Recent actions by the Bexar Appraisal District ("BAD") in San Antonio, Texas bring to mind the writings of poet and philosopher George Santayana: "Those who cannot remember the past are condemned to repeat it." In an effort to make up for its own inefficiencies and unbalanced taxing policies, BAD is refusing to recognize tax exemptions for community housing development organizations ("CHDO's") created under statutes passes by the Texas state legislature. CHDO's are nonprofit organizations dedicated to providing and preserving affordable housing across the country.
The Chief Appraiser at BAD apparently thinks he can make up for county financial shortfalls on the backs of CHDO's and affordable housing developers. This is a very shortsighted and ignorant strategy when one examines the origins of CHDO's and the Texas CHDO property tax exemption; and, his timing could not be worse for his constituents.
Once upon a time, Bexar County and the City of San Antonio, and every metropolitan area county and city across the country, were burdened with the financially debilitating responsibility for providing housing for their economically disadvantaged citizens. As we all know, public housing developed, constructed and operated by governmental bureaucracies is condemned to only one outcome – slums.
The capital markets came to the rescue in the 1960's and 70's with the rise in popularity of limited partnership syndications which built or rehabilitated affordable rental housing, as well as market rate housing, and passed tax write-off's to their limited partners. These limited partners often were high income individuals who used the write-off's to shelter income. The glory of the process was that affordable housing was created and preserved.

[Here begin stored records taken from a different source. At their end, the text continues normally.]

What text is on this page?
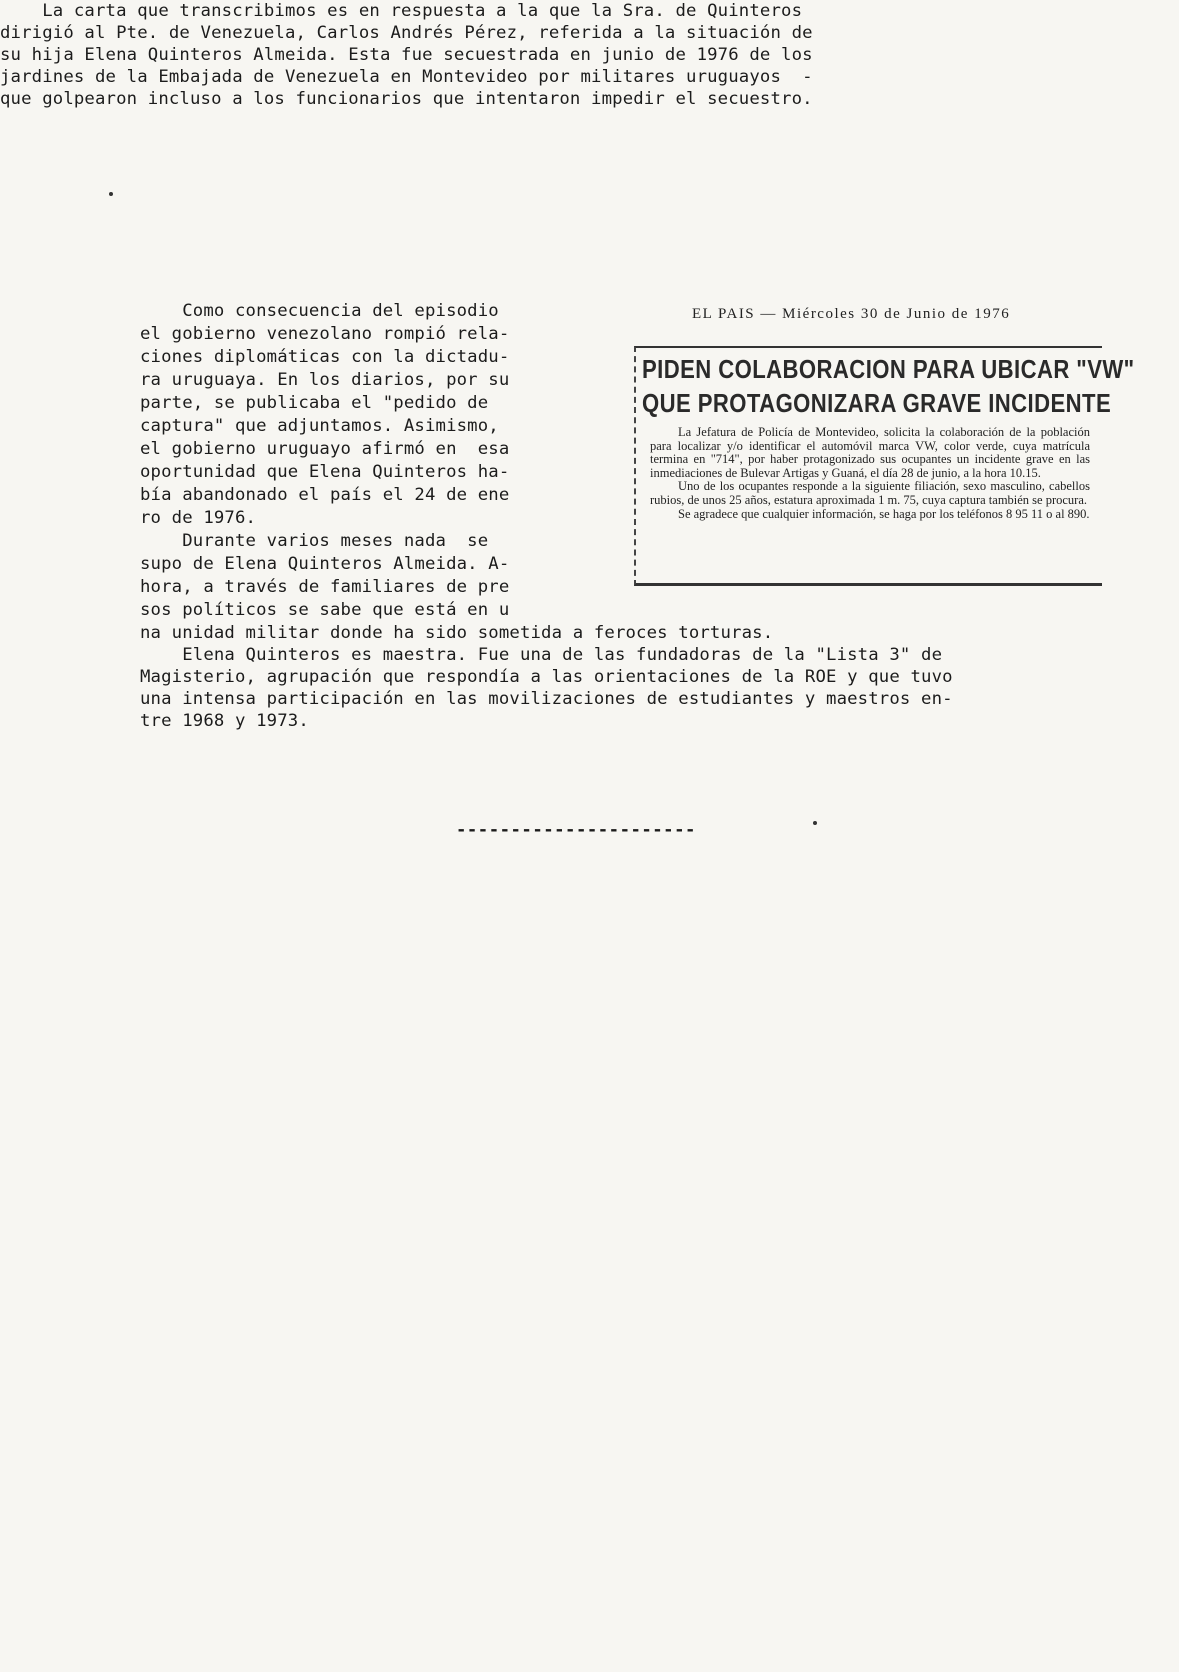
La carta que transcribimos es en respuesta a la que la Sra. de Quinteros
dirigió al Pte. de Venezuela, Carlos Andrés Pérez, referida a la situación de
su hija Elena Quinteros Almeida. Esta fue secuestrada en junio de 1976 de los
jardines de la Embajada de Venezuela en Montevideo por militares uruguayos  -
que golpearon incluso a los funcionarios que intentaron impedir el secuestro.
Como consecuencia del episodio
el gobierno venezolano rompió rela-
ciones diplomáticas con la dictadu-
ra uruguaya. En los diarios, por su
parte, se publicaba el "pedido de
captura" que adjuntamos. Asimismo,
el gobierno uruguayo afirmó en  esa
oportunidad que Elena Quinteros ha-
bía abandonado el país el 24 de ene
ro de 1976.
Durante varios meses nada  se
supo de Elena Quinteros Almeida. A-
hora, a través de familiares de pre
sos políticos se sabe que está en u
EL PAIS — Miércoles 30 de Junio de 1976
PIDEN COLABORACION PARA UBICAR "VW"
QUE PROTAGONIZARA GRAVE INCIDENTE

La Jefatura de Policía de Montevideo, solicita la colaboración de la población para localizar y/o identificar el automóvil marca VW, color verde, cuya matrícula termina en "714", por haber protagonizado sus ocupantes un incidente grave en las inmediaciones de Bulevar Artigas y Guaná, el día 28 de junio, a la hora 10.15.

Uno de los ocupantes responde a la siguiente filiación, sexo masculino, cabellos rubios, de unos 25 años, estatura aproximada 1 m. 75, cuya captura también se procura.

Se agradece que cualquier información, se haga por los teléfonos 8 95 11 o al 890.

na unidad militar donde ha sido sometida a feroces torturas.
Elena Quinteros es maestra. Fue una de las fundadoras de la "Lista 3" de
Magisterio, agrupación que respondía a las orientaciones de la ROE y que tuvo
una intensa participación en las movilizaciones de estudiantes y maestros en-
tre 1968 y 1973.
----------------------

It is the unfortunate nature of taxing authorities that no good deed will go unpunished if it diminishes tax collections, and the federal government is no exception. In 1986, the U.S. Congress pushed through legislation which effectively eliminated housing limited partnership syndications and cut off the flow of capital to affordable housing. As a minor political concession, it threw affordable housing a bone with the creation of the low-income housing tax credits.
After a decade of working out the kinks, the low-income housing tax credit became a viable method for raising capital to build and preserve affordable housing, but that was not enough. The program became very expensive to join and was highly unpredictable, thereby effectively excluding the nonprofits who are the really dedicated affordable housing developers.

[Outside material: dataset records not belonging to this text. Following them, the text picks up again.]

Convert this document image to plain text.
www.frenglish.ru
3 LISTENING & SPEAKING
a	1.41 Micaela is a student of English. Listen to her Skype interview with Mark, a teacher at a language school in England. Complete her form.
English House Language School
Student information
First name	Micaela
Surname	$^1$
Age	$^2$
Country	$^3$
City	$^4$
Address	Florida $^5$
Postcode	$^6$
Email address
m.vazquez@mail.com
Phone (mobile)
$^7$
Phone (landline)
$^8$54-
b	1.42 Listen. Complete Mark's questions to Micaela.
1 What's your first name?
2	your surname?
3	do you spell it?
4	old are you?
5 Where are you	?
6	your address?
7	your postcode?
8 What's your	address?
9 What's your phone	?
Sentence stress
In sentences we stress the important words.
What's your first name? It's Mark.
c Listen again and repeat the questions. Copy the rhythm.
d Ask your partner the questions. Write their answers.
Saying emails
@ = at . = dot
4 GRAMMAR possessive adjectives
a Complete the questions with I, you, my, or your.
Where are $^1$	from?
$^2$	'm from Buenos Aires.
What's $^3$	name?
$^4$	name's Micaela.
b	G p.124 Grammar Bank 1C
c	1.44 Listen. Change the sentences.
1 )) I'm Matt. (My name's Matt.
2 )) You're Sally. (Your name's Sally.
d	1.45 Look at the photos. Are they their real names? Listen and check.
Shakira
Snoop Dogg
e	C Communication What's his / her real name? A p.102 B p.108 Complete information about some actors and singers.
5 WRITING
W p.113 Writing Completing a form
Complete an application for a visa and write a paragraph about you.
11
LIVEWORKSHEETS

Recognizing that a disconnect was arising between the creation of affordable housing and its primary advocates, the legislatures of Texas and other states created property tax exemptions which would encourage nonprofits to get back into the housing capital process. In Texas, the incentive was created for CHDO's, a style of nonprofit organization recognized by the federal government. The use of the CHDO prerequisite also gave those nonprofits the opportunity to obtain additional financial support through the federal HOME Funds program.
Underlying all of this lawmaking was a desire to shift the moral responsibility for providing low-income housing from local government to the private sector via the nonprofits. The "old wise men" at the top of the governmental hierarchy figured out that this was a small price to pay to get out of the housing business.
Now comes the bureaucrat who ignores history and thinks he can win the hearts and minds of his employer and the taxpayers by collecting a few extra bucks. He also is blind to the fact that the low-income housing tax credit program has been rendered ineffective by the current economic crisis.
Alas, this itinerant public servant will be long gone when those same taxpayers cheering him now are footing the bills for the slums that they will be forced to build when the moral, and possibly the legal responsibility to house the less fortunate shifts back to them.